Reading is an important part of Centric’s culture – we’ve found that learning from the experiences of others is one of the best ways to be inspired. Good books and insightful lessons are shared frequently within the Centric walls – whether that be through team emails, via Twitter or in personal conversations. So, we thought we’d take a moment and bottle up some of the great reads that have impacted our own lives and thought processes. Below are 13 books recommended from Centric’s leaders. Take a look and enjoy! And let us know if you have comments on these books or others to recommend. We’d love to hear from you.
Book #5: Read “Getting Naked” and shed the fears associated with client service
By: Matt Dierker, Vice President, Centric Cleveland
Patrick Lencioni’s “Getting Naked: A Business Fable About Shedding The Three Fears That Sabotage Client Loyalty” is a compelling book that tells the story of Jack Bauer, a management consultant charged with integrating two firms with fundamentally different cultures. Jack discusses how impressions are formed about competitors, including how they operate and what they value, and how these impressions can be proven wrong when you are forced to merge two firms and make them work together. More importantly, Jack is forced to reconsider the fundamental tenants about how his firm operates and what is important to client service. He learns through the integration effort that many of his assumptions are false.

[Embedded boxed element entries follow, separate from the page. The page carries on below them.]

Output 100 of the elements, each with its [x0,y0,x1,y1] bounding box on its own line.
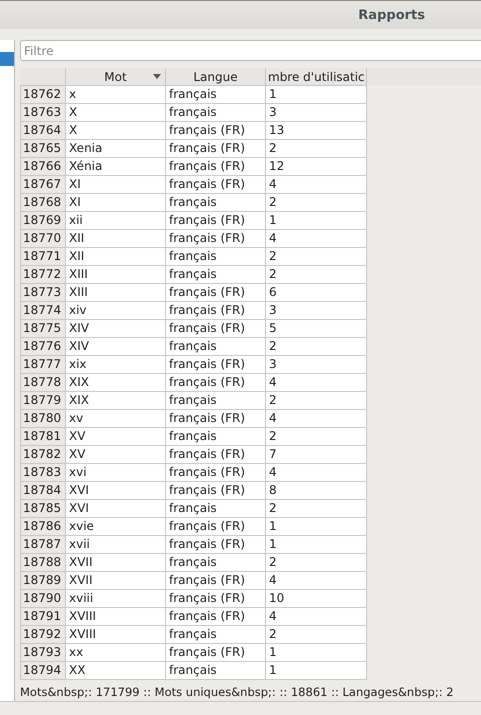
row-header: 18774 [20,301,66,319]
row-header: 18764 [20,121,66,139]
table-cell: français [166,391,266,409]
table-cell: xx [66,643,166,661]
table-cell: français (FR) [166,211,266,229]
table-cell: 2 [266,499,367,517]
row-header: 18784 [20,481,66,499]
table-cell: xvie [66,517,166,535]
table-cell: Xenia [66,139,166,157]
table-cell: 4 [266,373,367,391]
table-cell: français (FR) [166,229,266,247]
table-cell: 10 [266,589,367,607]
table-cell: français (FR) [166,175,266,193]
table-cell: français [166,625,266,643]
row-header: 18763 [20,103,66,121]
table-cell: 2 [266,427,367,445]
row-header: 18768 [20,193,66,211]
table-cell: 1 [266,211,367,229]
row-header: 18787 [20,535,66,553]
table-cell: xvi [66,463,166,481]
row-header: 18781 [20,427,66,445]
table-cell: français [166,553,266,571]
table-cell: 2 [266,265,367,283]
table-cell: français (FR) [166,517,266,535]
row-header: 18789 [20,571,66,589]
row-header: 18780 [20,409,66,427]
row-header: 18769 [20,211,66,229]
table-cell: français (FR) [166,283,266,301]
table-cell: français (FR) [166,535,266,553]
table-cell: français [166,247,266,265]
table-cell: XV [66,445,166,463]
row-header: 18777 [20,355,66,373]
row-header: 18772 [20,265,66,283]
row-header: 18792 [20,625,66,643]
table-cell: 3 [266,355,367,373]
table-cell: français (FR) [166,373,266,391]
table-cell: XVII [66,553,166,571]
table-cell: français [166,85,266,103]
row-header: 18771 [20,247,66,265]
table-cell: français [166,103,266,121]
table-cell: français [166,499,266,517]
table-cell: 6 [266,283,367,301]
table-cell: XVIII [66,625,166,643]
table-cell: XVI [66,499,166,517]
row-header: 18786 [20,517,66,535]
table-cell: 1 [266,661,367,679]
table-cell: 4 [266,409,367,427]
table-cell: x [66,85,166,103]
sidebar-item[interactable] [0,52,14,66]
table-cell: 2 [266,337,367,355]
table-cell: français (FR) [166,301,266,319]
table-cell: 3 [266,103,367,121]
table-cell: X [66,121,166,139]
table-cell: 1 [266,535,367,553]
row-header: 18776 [20,337,66,355]
table-cell: 1 [266,85,367,103]
table-cell: français (FR) [166,445,266,463]
table-cell: XIII [66,283,166,301]
table-cell: 2 [266,553,367,571]
table-cell: 2 [266,247,367,265]
table-cell: XVIII [66,607,166,625]
table-cell: X [66,103,166,121]
table-cell: 4 [266,463,367,481]
table-cell: français (FR) [166,319,266,337]
row-header: 18765 [20,139,66,157]
table-cell: français (FR) [166,481,266,499]
table-cell: 2 [266,625,367,643]
table-cell: XII [66,229,166,247]
table-cell: XVII [66,571,166,589]
table-cell: français (FR) [166,355,266,373]
table-cell: français (FR) [166,463,266,481]
table-cell: Xénia [66,157,166,175]
table-cell: 1 [266,517,367,535]
row-header: 18770 [20,229,66,247]
table-cell: français (FR) [166,409,266,427]
table-cell: 4 [266,571,367,589]
table-cell: français [166,427,266,445]
table-cell: 2 [266,193,367,211]
window-title: Rapports [358,8,425,22]
row-header: 18782 [20,445,66,463]
table-cell: 12 [266,157,367,175]
row-header: 18766 [20,157,66,175]
table-cell: xii [66,211,166,229]
filter-field[interactable]: Filtre [20,40,481,61]
table-cell: xiv [66,301,166,319]
row-header: 18778 [20,373,66,391]
table-cell: xviii [66,589,166,607]
table-cell: XIX [66,373,166,391]
table-cell: XI [66,175,166,193]
table-cell: XVI [66,481,166,499]
table-cell: XV [66,427,166,445]
row-header: 18779 [20,391,66,409]
table-cell: 8 [266,481,367,499]
table-cell: français [166,337,266,355]
table-cell: XIV [66,337,166,355]
table-cell: 5 [266,319,367,337]
table-cell: XI [66,193,166,211]
row-header: 18775 [20,319,66,337]
table-cell: français [166,193,266,211]
table-cell: 2 [266,391,367,409]
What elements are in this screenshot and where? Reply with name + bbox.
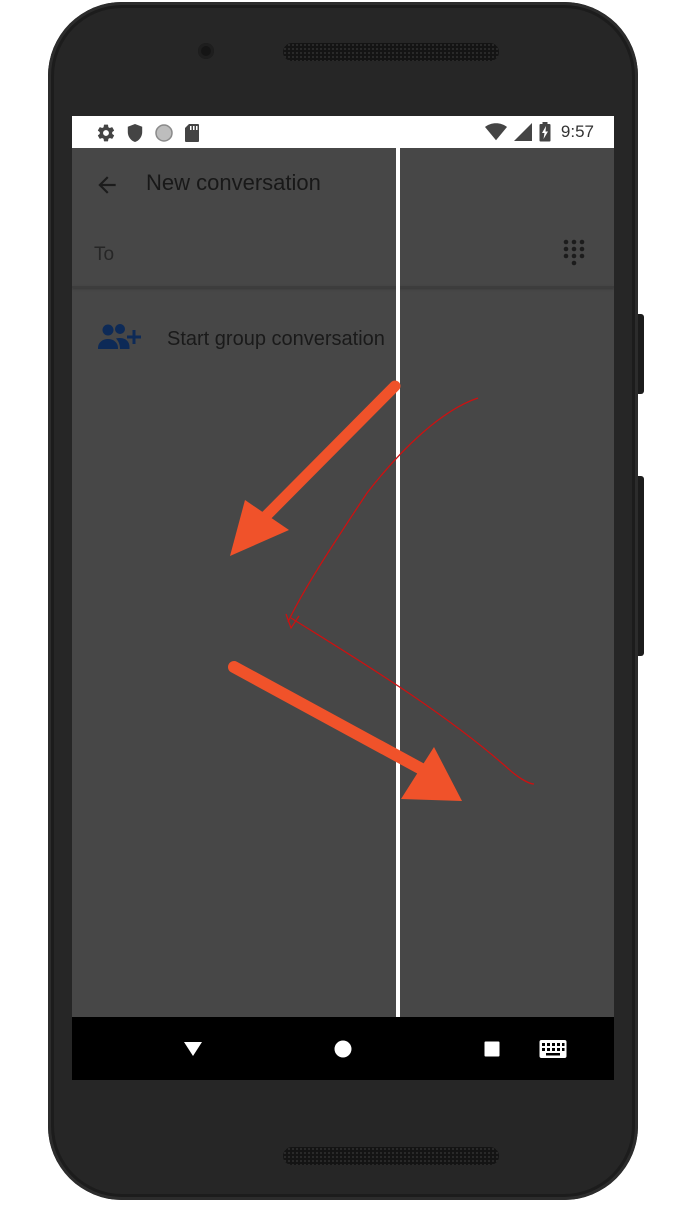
red-curve-stroke [287, 397, 479, 623]
sd-card-icon [184, 123, 200, 143]
red-diagonal-stroke [290, 617, 535, 785]
bottom-speaker-grille [283, 1147, 499, 1165]
system-navigation-bar [72, 1017, 614, 1080]
group-add-icon [96, 322, 142, 352]
back-triangle-icon [183, 1040, 203, 1058]
status-time: 9:57 [560, 122, 594, 141]
nav-home-button[interactable] [329, 1035, 357, 1063]
arrow-back-icon [94, 172, 120, 198]
start-group-conversation-row[interactable]: Start group conversation [72, 312, 614, 368]
nav-keyboard-button[interactable] [538, 1035, 568, 1063]
dialpad-icon [562, 238, 592, 270]
device-screenshot: 9:57 New conversation To Start group con… [0, 0, 684, 1222]
orange-arrows [228, 380, 462, 801]
dialpad-button[interactable] [562, 238, 592, 272]
back-button[interactable] [92, 170, 122, 200]
battery-charging-icon [539, 122, 551, 142]
status-right-icons: 9:57 [484, 122, 594, 142]
shield-icon [126, 123, 144, 143]
wifi-icon [484, 122, 507, 142]
circle-icon [154, 123, 174, 143]
status-left-icons [96, 123, 200, 143]
start-group-conversation-label: Start group conversation [167, 328, 385, 350]
red-arrowhead-stroke [285, 613, 300, 630]
power-button[interactable] [638, 314, 644, 394]
to-label: To [94, 244, 115, 265]
front-camera [198, 43, 214, 59]
signal-icon [513, 122, 533, 142]
status-bar: 9:57 [72, 116, 614, 148]
nav-recents-button[interactable] [478, 1035, 506, 1063]
app-bar: New conversation [72, 148, 614, 220]
recents-square-icon [483, 1040, 501, 1058]
recipient-row[interactable]: To [72, 220, 614, 286]
freehand-red-annotation [285, 397, 535, 785]
orange-arrow-down-right [228, 661, 462, 801]
home-circle-icon [333, 1039, 353, 1059]
header-divider [72, 286, 614, 288]
phone-screen: 9:57 New conversation To Start group con… [72, 116, 614, 1080]
top-speaker-grille [283, 43, 499, 61]
nav-back-button[interactable] [179, 1035, 207, 1063]
settings-icon [96, 123, 116, 143]
volume-rocker[interactable] [638, 476, 644, 656]
page-title: New conversation [146, 170, 321, 195]
orange-arrow-down-left [230, 380, 401, 556]
keyboard-icon [539, 1039, 567, 1059]
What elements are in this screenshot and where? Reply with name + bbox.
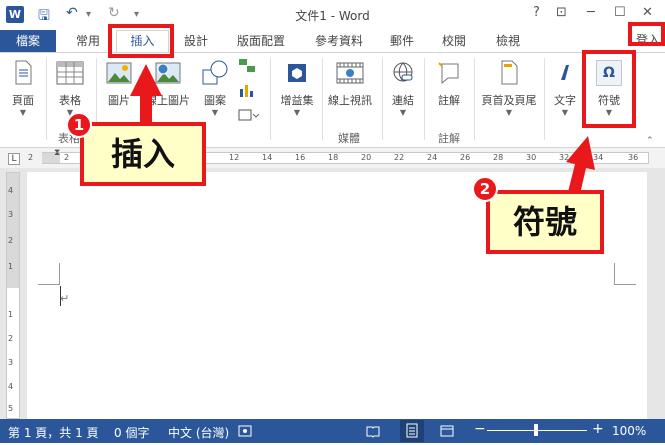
step-badge-2: 2 — [472, 176, 498, 202]
callout-insert: 插入 — [80, 122, 206, 186]
callout-symbol: 符號 — [486, 190, 604, 254]
step-badge-1: 1 — [66, 112, 92, 138]
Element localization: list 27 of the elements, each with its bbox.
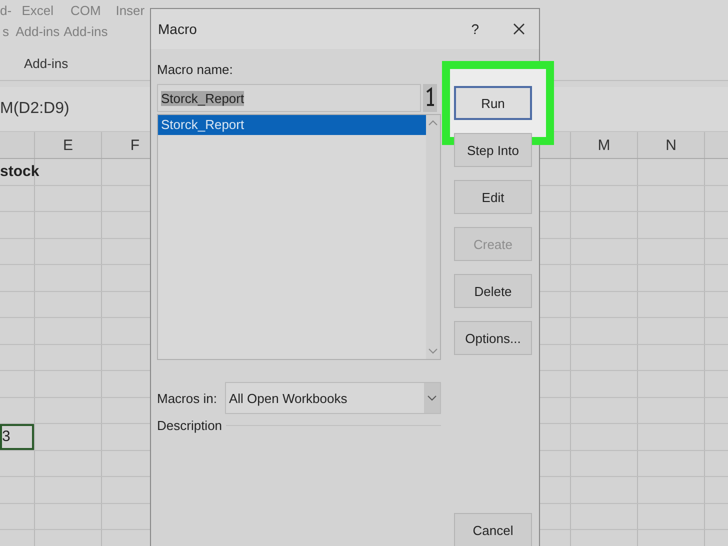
dialog-button[interactable]: Run: [454, 86, 532, 120]
scroll-up-icon[interactable]: [428, 119, 438, 127]
scroll-down-icon[interactable]: [428, 347, 438, 355]
macros-in-dropdown[interactable]: All Open Workbooks: [224, 382, 441, 414]
column-header[interactable]: F: [130, 136, 140, 154]
table-cell: 3: [0, 424, 34, 450]
close-icon[interactable]: [513, 23, 525, 35]
column-header[interactable]: E: [62, 136, 73, 154]
macros-in-label: Macros in:: [157, 390, 217, 406]
chevron-down-icon: [424, 383, 440, 413]
scrollbar[interactable]: [426, 115, 440, 359]
formula-field[interactable]: M(D2:D9): [0, 100, 70, 118]
dialog-button[interactable]: Options...: [454, 321, 532, 355]
dialog-button[interactable]: Step Into: [454, 133, 532, 167]
ribbon-group-label: Add-ins: [24, 56, 68, 71]
column-header[interactable]: N: [666, 136, 676, 154]
macro-name-label: Macro name:: [157, 62, 233, 77]
macro-name-field[interactable]: Storck_Report: [157, 84, 421, 112]
macro-list-item[interactable]: Storck_Report: [158, 115, 426, 135]
collapse-icon[interactable]: [423, 84, 437, 112]
dialog-button[interactable]: Cancel: [454, 513, 532, 546]
dialog-title: Macro: [158, 21, 198, 37]
dialog-button[interactable]: Edit: [454, 180, 532, 214]
help-button[interactable]: ?: [471, 21, 479, 37]
dialog-button[interactable]: Delete: [454, 274, 532, 308]
column-header[interactable]: M: [598, 136, 610, 154]
description-label: Description: [157, 418, 222, 433]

For those that have spent any significant time in the consulting industry, particularly those that may have come up through the ranks of the “Big 4,” this story will hit home. Patrick does an amazing job of highlighting the practices that many of us apply to effectively manage the consulting business and our client relationships, and how they actually prevent us from developing deep, meaningful relationships with our clients. The lessons he learns from Michael Casey, the managing partner of the acquired firm, fundamentally change who he is as a person and how the new firm approaches their relationships with their clients.
This is an easy read that tackles some big issues in management consulting. It solidified some concepts I already valued, and made me reconsider others. Mr. Lencioni shows you how to shed the fears that have driven your approach to client service and how taking a more transparent, naked approach to your clients will improve your business and your life.
Patrick does an amazing job of highlighting the practices that many of us apply to effectively manage the consulting business and our client relationships, and how they actually prevent us from developing deep, meaningful relationships with our clients.